Grundy Art Gallery has commissioned artist Brian Griffiths to respond to Blackpool’s famous Illuminations for their 100 years anniversary.
Exploring the idea and uses of light, Griffiths has created an exhibition that will be a unique presentation of a selection of actual or fragments of illuminations from the Blackpool Illuminations department and archive.
The exhibition showcases the diversity of lights and the breadth of imagination that takes the viewer effortlessly from ancient Greece to science fiction future, from human-sized teddy bears to gigantic Tiffany lamps.
In today’s world it can be easy to forget that until about 250 years ago people lived half their lives in nearly unrelieved darkness. Then new transforming technologies arrived: oil lamps much brighter than any known before, gaslights and then electric lights.
Created in its near current form in 1912, Blackpool Illuminations, with its annual promenade of extravagant decoration, allows us to see light again, forcing us to look directly at it, as light itself becomes an extraordinary building material. The Blackpool Illuminations manipulate and orchestrate light to create a cultural specific lightscape: one of entertainment, of inclusion, of city identity, of excessive activity and ever-changing spectacle.

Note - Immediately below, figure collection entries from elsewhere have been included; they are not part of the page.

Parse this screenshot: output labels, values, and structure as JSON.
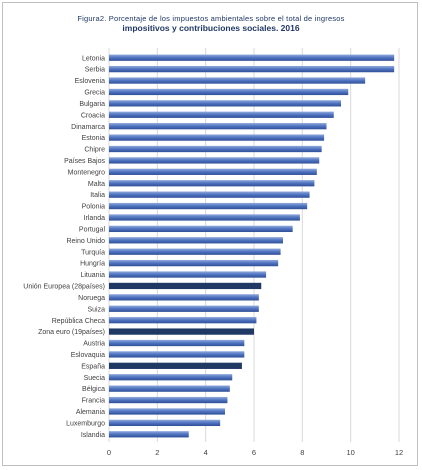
{
  "chart_data": {
    "type": "bar",
    "orientation": "horizontal",
    "title": "Figura2. Porcentaje de los impuestos ambientales sobre el total de ingresos",
    "subtitle": "impositivos y contribuciones sociales. 2016",
    "categories": [
      "Letonia",
      "Serbia",
      "Eslovenia",
      "Grecia",
      "Bulgaria",
      "Croacia",
      "Dinamarca",
      "Estonia",
      "Chipre",
      "Países Bajos",
      "Montenegro",
      "Malta",
      "Italia",
      "Polonia",
      "Irlanda",
      "Portugal",
      "Reino Unido",
      "Turquía",
      "Hungría",
      "Lituania",
      "Unión Europea (28países)",
      "Noruega",
      "Suiza",
      "República Checa",
      "Zona euro (19países)",
      "Austria",
      "Eslovaquia",
      "España",
      "Suecia",
      "Bélgica",
      "Francia",
      "Alemania",
      "Luxemburgo",
      "Islandia"
    ],
    "values": [
      11.8,
      11.8,
      10.6,
      9.9,
      9.6,
      9.3,
      9.0,
      8.9,
      8.8,
      8.7,
      8.6,
      8.5,
      8.3,
      8.2,
      7.9,
      7.6,
      7.2,
      7.1,
      7.0,
      6.5,
      6.3,
      6.2,
      6.2,
      6.1,
      6.0,
      5.6,
      5.6,
      5.5,
      5.1,
      5.0,
      4.9,
      4.8,
      4.6,
      3.3
    ],
    "highlight": [
      "Unión Europea (28países)",
      "Zona euro (19países)",
      "España"
    ],
    "xlim": [
      0,
      12
    ],
    "xticks": [
      "0",
      "2",
      "4",
      "6",
      "8",
      "10",
      "12"
    ],
    "grid": true,
    "colors": {
      "bar": "#4f72c0",
      "highlight": "#1f3864",
      "grid": "#d9d9d9"
    }
  }
}
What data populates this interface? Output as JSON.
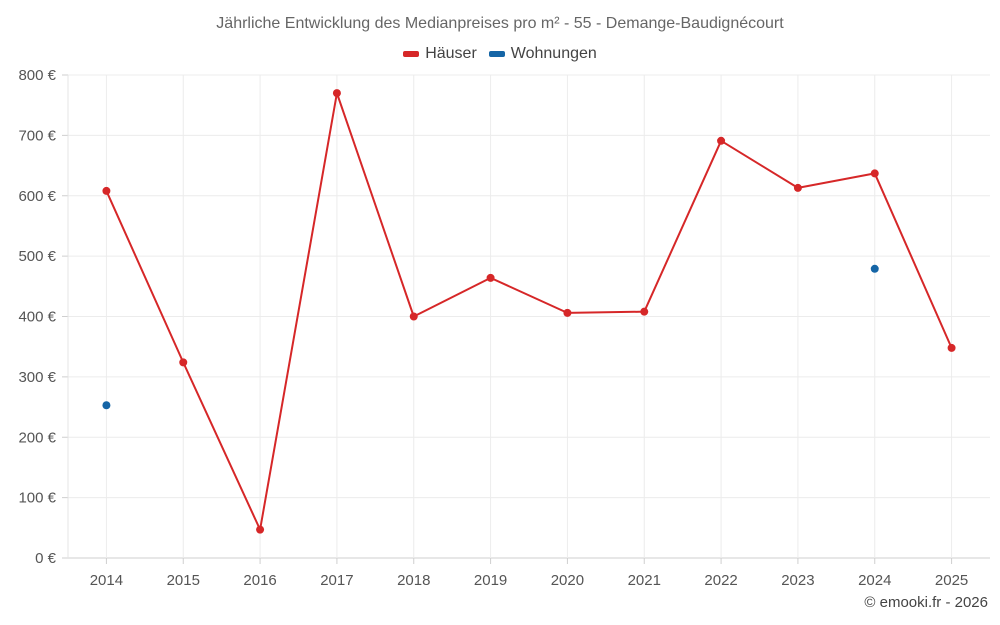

To move these classic Illuminations inside, away from the Northern wind-swept seascape and to exhibit them in a gallery encourages and allows a wider exploration and articulation of the idea of light. Using the material, scale, form, surface and the particular vernacular of making the illuminations, Griffiths has transformed and made distinctive places within the gallery’s own architectural space. Light is used to create an absurd and rich immersive environment for the viewer to experience and enjoy. Luminosity, colour, saturation, tint, movement, shadows and architectural lighting are employed and carefully orchestrated to articulate and frame our changing perception and experience of light.
Brian Griffiths
Brian Griffiths’s sculptural works, three dimensional collages and installations have qualities of overt theatricality and pathos. His work has been exhibited extensively in the UK and internationally, most recently at Tate Britain and on a UK wide tour in the British Art Show 7. He has had solo shows at Camden Arts Centre, Arnolfini, A Foundation, Vilma Gold, Galeria Luisa Strina and internationally has shown work at numerous museums including the Groninger Museum in the Netherlands, The Mattress Factory Museum in Pittsburgh, CAPC museum in Bordeaux, Mostra D’Arte Contemporanea in Milan and Belém Museum of Modern Art, Brazil. Brian Griffiths is represented by Vilma Gold, London’ Galeria Luisa Strina, São Paulo. And Grimm Gallery, Amsterdam. He is presently senior lecturer in Fine Art at the Royal Academy Schools, London.
The 2012 Blackpool Illuminations will begin on Friday 31 August and shine every day until Sunday 4 November.